Ради нас Клавдия Емельяновна затеяла печь калитки — «калиткат» по-вепсски. (В вепсском языке ударение стремится стать на первый слог. Причем один и тот же носитель языка по-русски будет произносить «Оять», а переходя на вепсский — «Оять».) Калитки — нечто вроде ватрушек или конвертиков из ржаной муки с разнообразной начинкой: картофель со сметаной, творог с гречкой, пшеничка с маслом... В вепсской кухне очень мало используется мясо, в основном — мука, крупы, картофель, молочные продукты и рыба. Приготовление калиток или сканцев (штучек, похожих на калитки, только сладких) — дело долгое. Пока Клавдия Емельяновна с внучкой Катей растапливали печь, замешивали и раскатывали тесто, готовили начинку, мы разглядывали домашнюю утварь. Деревянная лопата — лабад — для сажания противня в печь, мутовка из сосновой ветки для взбивания масла — хэркмет. Все такое же, как тысячу лет назад.

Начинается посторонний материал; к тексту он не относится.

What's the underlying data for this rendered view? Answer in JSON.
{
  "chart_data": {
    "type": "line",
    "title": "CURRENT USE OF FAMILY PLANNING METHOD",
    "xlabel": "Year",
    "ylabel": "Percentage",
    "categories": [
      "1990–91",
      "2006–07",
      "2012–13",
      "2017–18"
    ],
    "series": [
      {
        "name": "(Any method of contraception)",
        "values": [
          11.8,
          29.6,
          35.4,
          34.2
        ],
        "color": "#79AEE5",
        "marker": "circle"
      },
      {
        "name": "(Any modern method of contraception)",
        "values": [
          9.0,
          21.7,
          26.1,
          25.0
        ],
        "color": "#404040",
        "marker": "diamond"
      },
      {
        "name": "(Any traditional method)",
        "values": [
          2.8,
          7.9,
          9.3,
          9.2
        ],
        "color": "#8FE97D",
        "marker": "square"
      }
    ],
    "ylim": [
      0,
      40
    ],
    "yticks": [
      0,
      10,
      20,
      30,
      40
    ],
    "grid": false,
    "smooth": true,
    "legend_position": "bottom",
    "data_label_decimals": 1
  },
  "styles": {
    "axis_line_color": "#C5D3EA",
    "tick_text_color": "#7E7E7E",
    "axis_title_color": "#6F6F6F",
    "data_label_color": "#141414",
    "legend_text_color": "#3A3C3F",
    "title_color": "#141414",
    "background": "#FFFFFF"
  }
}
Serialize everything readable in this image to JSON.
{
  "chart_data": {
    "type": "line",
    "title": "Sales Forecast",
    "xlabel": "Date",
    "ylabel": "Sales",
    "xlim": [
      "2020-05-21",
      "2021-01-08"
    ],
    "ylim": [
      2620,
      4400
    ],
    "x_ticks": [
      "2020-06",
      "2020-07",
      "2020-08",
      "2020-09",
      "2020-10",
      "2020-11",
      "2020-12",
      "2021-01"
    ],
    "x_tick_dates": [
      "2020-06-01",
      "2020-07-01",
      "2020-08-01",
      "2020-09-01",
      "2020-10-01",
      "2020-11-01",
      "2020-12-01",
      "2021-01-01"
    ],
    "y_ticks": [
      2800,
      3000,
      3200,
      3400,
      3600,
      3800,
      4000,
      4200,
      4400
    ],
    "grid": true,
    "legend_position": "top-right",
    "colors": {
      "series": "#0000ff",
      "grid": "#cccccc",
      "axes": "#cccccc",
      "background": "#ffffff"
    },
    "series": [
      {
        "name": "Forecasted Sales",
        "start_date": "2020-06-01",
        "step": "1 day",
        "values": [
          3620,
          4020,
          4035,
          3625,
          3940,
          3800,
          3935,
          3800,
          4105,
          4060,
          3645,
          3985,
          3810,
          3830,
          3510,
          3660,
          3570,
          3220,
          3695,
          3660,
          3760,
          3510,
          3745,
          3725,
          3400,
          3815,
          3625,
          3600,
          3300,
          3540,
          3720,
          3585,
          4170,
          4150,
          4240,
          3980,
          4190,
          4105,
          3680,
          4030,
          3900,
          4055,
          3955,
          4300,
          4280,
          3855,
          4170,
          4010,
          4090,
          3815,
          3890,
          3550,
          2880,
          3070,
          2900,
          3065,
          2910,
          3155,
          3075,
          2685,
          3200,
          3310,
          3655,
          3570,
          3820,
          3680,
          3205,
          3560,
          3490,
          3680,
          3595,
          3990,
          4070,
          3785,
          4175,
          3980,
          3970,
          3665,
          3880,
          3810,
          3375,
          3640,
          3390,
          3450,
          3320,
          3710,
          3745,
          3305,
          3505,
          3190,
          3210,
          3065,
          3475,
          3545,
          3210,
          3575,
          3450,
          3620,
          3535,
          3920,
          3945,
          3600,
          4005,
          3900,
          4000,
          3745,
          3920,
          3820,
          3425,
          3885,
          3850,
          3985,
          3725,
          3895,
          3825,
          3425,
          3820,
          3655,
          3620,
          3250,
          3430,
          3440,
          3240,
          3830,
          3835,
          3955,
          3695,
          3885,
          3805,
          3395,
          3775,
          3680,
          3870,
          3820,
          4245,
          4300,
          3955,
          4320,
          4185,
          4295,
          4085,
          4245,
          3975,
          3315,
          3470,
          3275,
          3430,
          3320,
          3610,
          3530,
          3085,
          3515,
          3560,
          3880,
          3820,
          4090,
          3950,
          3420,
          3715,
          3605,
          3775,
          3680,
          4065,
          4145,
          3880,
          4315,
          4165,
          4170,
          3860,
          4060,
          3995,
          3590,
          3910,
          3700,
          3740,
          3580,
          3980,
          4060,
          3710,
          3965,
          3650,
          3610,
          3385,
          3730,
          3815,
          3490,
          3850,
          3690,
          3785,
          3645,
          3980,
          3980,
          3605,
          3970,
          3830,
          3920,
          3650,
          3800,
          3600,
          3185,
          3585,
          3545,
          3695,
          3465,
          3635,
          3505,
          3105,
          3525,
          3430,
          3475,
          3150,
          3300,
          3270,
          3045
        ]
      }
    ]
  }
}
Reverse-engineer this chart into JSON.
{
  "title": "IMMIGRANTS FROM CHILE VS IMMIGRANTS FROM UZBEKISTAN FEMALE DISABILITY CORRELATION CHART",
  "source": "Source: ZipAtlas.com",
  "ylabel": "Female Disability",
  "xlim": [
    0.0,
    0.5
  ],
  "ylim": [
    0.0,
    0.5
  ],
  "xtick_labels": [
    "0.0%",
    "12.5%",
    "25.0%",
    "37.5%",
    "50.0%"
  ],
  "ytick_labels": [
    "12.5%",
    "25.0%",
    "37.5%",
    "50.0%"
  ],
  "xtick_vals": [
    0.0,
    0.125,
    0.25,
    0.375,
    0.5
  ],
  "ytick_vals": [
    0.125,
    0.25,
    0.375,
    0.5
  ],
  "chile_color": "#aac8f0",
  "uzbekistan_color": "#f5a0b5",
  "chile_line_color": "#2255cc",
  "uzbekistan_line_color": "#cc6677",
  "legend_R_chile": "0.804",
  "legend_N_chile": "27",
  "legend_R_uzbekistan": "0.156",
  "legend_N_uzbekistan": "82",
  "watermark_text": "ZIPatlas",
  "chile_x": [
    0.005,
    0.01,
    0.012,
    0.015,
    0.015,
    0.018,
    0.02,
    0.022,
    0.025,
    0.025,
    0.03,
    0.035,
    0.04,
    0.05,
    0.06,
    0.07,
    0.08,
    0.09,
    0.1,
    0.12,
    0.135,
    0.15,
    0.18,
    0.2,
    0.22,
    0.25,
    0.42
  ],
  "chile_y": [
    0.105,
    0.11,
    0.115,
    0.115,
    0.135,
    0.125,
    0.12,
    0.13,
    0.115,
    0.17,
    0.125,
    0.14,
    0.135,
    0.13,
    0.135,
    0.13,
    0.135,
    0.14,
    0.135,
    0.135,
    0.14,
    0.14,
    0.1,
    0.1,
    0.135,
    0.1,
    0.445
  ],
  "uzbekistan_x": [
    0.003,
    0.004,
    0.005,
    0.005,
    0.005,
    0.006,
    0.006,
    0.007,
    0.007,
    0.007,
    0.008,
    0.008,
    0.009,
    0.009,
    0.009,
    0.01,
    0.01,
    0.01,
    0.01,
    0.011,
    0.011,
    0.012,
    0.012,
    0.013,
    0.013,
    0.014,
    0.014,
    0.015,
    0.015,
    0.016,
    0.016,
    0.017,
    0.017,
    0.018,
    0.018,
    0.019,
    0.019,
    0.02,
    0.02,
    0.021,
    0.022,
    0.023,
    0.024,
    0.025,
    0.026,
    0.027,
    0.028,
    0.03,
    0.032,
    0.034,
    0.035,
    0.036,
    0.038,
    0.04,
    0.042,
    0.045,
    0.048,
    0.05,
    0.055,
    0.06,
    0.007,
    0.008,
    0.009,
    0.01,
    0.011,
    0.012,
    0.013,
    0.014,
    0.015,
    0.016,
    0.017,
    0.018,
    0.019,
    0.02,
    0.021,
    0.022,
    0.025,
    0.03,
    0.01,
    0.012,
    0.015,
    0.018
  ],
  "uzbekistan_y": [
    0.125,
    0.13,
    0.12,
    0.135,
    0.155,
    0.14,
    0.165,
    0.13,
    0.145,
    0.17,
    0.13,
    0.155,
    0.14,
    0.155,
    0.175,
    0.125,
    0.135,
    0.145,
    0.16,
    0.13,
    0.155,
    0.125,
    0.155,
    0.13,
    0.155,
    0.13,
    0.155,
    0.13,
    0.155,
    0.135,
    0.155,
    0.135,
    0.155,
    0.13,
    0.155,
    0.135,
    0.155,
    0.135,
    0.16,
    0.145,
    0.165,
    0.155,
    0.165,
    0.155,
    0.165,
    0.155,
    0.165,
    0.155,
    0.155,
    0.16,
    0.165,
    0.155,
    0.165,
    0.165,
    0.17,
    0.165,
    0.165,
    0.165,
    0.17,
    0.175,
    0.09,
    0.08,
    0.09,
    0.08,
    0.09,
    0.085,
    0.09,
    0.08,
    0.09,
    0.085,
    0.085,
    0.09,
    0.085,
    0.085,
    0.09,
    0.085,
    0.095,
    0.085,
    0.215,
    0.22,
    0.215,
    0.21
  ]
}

Процесс приготовления калиток чем-то напоминает сотворение мира. Бабушка с внучкой совершают его с такой же серьезностью и непогрешимостью, с какой, наверное, Бог лепил Адама. Самый впечатляющий момент — посадка калиток в печь. Угли к этому времени должны прогореть. На них все печется очень быстро. Клавдия Емельяновна извлекает подрумянившихся красавиц из печи. На столе уже — домашнее вино из черноплодки с вишневым листом и уха из форели и лосося: рыбой этой до сих гор еще обильны здешние реки и озера. Первый тост — за вепсскую землю и воду.
На следующий день, выспавшись и похмелившись, мы едем в Курбу, к заводным и озорным бабкам-песенницам, с которыми познакомились на недавнем празднике-гулянье в Винницах. Добраться в Курбу непросто, а ж вернуться... Грунтовка Винницы—Немжа—Озера—Курба и дальше на Ладву — проложена недавно. Раньше, говорят, от Озер тянулась дорога совсем плохая, не во всякое время проезжая. При советской власти в Курбу летал рейсовый вертолет.
В Курбе быстро отыскали бабу Тасю, Таисию Фроловну. Их три сестры, все певуньи: Тася, Зина, Люба. Еще в их компании — баба Аня, Анна Ивановна, по прозвищу Петиха, и баба Оля. Небольшой, но звонкоголосый вокальный ансамбль. Пока баба Тася скликала подруг, как-то потихоньку стол образовался. Огурчики маринованные, рыжики соленые, капуста квашеная, непременные калитки с разными начинками; посреди всего этого выросла огромная сковорода, а на ней — залитая яйцом домашняя тушенка.
Баба Тася — широкое лицо, озорные глаза, лидерские повадки — видно, что заводила по жизни. Голос сильный.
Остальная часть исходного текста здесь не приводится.